It's actually Russia's national nuclear corporation, Rosatom, that has the big idea for a nuclear-powered spaceship, and it's not a completely new concept either: both Russia and the United States were working on similar systems during the Cold War of the 1960s and onwards, although their efforts were focused on lightweight orbital satellites rather than space vehicles to take us to Mars and back again.

One of the biggest drawbacks is going to be the cost. "A nuclear contraption should not be too far off, not too complicated," Nikolai Sokov, senior fellow at the James Martin Centre for Nonproliferation Studies in California, told Wired. "The really expensive thing will be designing a ship around these things."

While Rosatom's representatives haven't gone into detail about how the company's technology will work, it's likely to be some form of thermal fission, where the heat of splitting atoms are used to burn hydrogen or another chemical, providing propulsion for the spaceship.
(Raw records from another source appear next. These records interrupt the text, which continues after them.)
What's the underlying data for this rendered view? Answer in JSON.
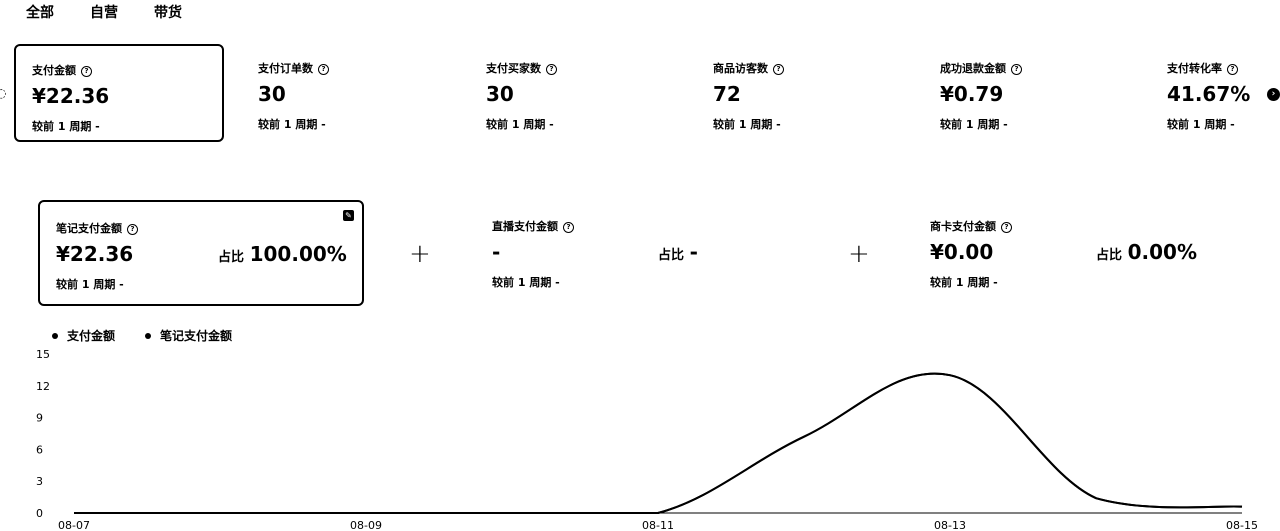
{
  "tabs": [
    {
      "label": "全部"
    },
    {
      "label": "自营"
    },
    {
      "label": "带货"
    }
  ],
  "metrics": [
    {
      "title": "支付金额",
      "value": "¥22.36",
      "compare": "较前 1 周期 -"
    },
    {
      "title": "支付订单数",
      "value": "30",
      "compare": "较前 1 周期 -"
    },
    {
      "title": "支付买家数",
      "value": "30",
      "compare": "较前 1 周期 -"
    },
    {
      "title": "商品访客数",
      "value": "72",
      "compare": "较前 1 周期 -"
    },
    {
      "title": "成功退款金额",
      "value": "¥0.79",
      "compare": "较前 1 周期 -"
    },
    {
      "title": "支付转化率",
      "value": "41.67%",
      "compare": "较前 1 周期 -"
    }
  ],
  "channels": [
    {
      "title": "笔记支付金额",
      "value": "¥22.36",
      "share_label": "占比",
      "share_value": "100.00%",
      "compare": "较前 1 周期 -"
    },
    {
      "title": "直播支付金额",
      "value": "-",
      "share_label": "占比",
      "share_value": "-",
      "compare": "较前 1 周期 -"
    },
    {
      "title": "商卡支付金额",
      "value": "¥0.00",
      "share_label": "占比",
      "share_value": "0.00%",
      "compare": "较前 1 周期 -"
    }
  ],
  "plus_symbol": "+",
  "chart_data": {
    "type": "line",
    "legend": [
      "支付金额",
      "笔记支付金额"
    ],
    "x": [
      "08-07",
      "08-08",
      "08-09",
      "08-10",
      "08-11",
      "08-12",
      "08-13",
      "08-14",
      "08-15"
    ],
    "x_tick_labels": [
      "08-07",
      "08-09",
      "08-11",
      "08-13",
      "08-15"
    ],
    "y_ticks": [
      0,
      3,
      6,
      9,
      12,
      15
    ],
    "ylim": [
      0,
      15
    ],
    "series": [
      {
        "name": "支付金额",
        "values": [
          0,
          0,
          0,
          0,
          0,
          7.2,
          13.0,
          1.4,
          0.6
        ]
      },
      {
        "name": "笔记支付金额",
        "values": [
          0,
          0,
          0,
          0,
          0,
          7.2,
          13.0,
          1.4,
          0.6
        ]
      }
    ],
    "line_color": "#000000"
  }
}
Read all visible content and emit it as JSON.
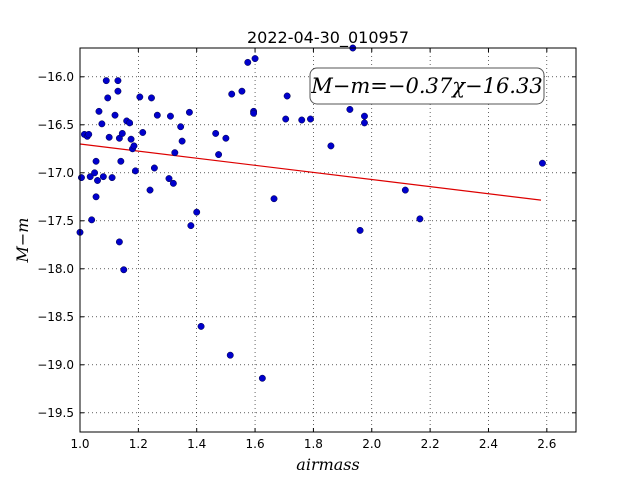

It's similar in principle to chemical propulsion, where one chemical (the oxidiser) burns another (the propellant) to power a vehicle along.

The key difference with chemical propulsion is you need more and more fuel, which makes your vehicle heavier and heavier, a problem that thermal fission would solve. If the Russian team is successful in its aims (and that's a big, huge "if"), the research could help improve orbiting satellite technology and perhaps contribute to the creation of a space junk collector on the edges of Earth's atmosphere.

"A vehicle equipped with a nuclear engine is expected to have 30 times the power reserve of conventional spaceships," explains Rosatom. "The designs we are developing will enable mankind to build spaceships that can address all the space challenges of the 21st century, such as cargo transport, removal of space debris, asteroid impact avoidance, etc."

A prototype will be ready for flight testing in 2018, according to the company, if they can get the funds together. Nick Stockton from Wired reports that Rosatom has only budgeted 15 billon rubles for the project (about US$700 million), which he calls "eyebrow-raisingly cheap for a 15-year long space project". For comparison, he adds, NASA's Space Launch System is projected to cost nearly $10 billion.

We'll just have to wait and see what those Russian rocket scientists have up their sleeves in the next few years.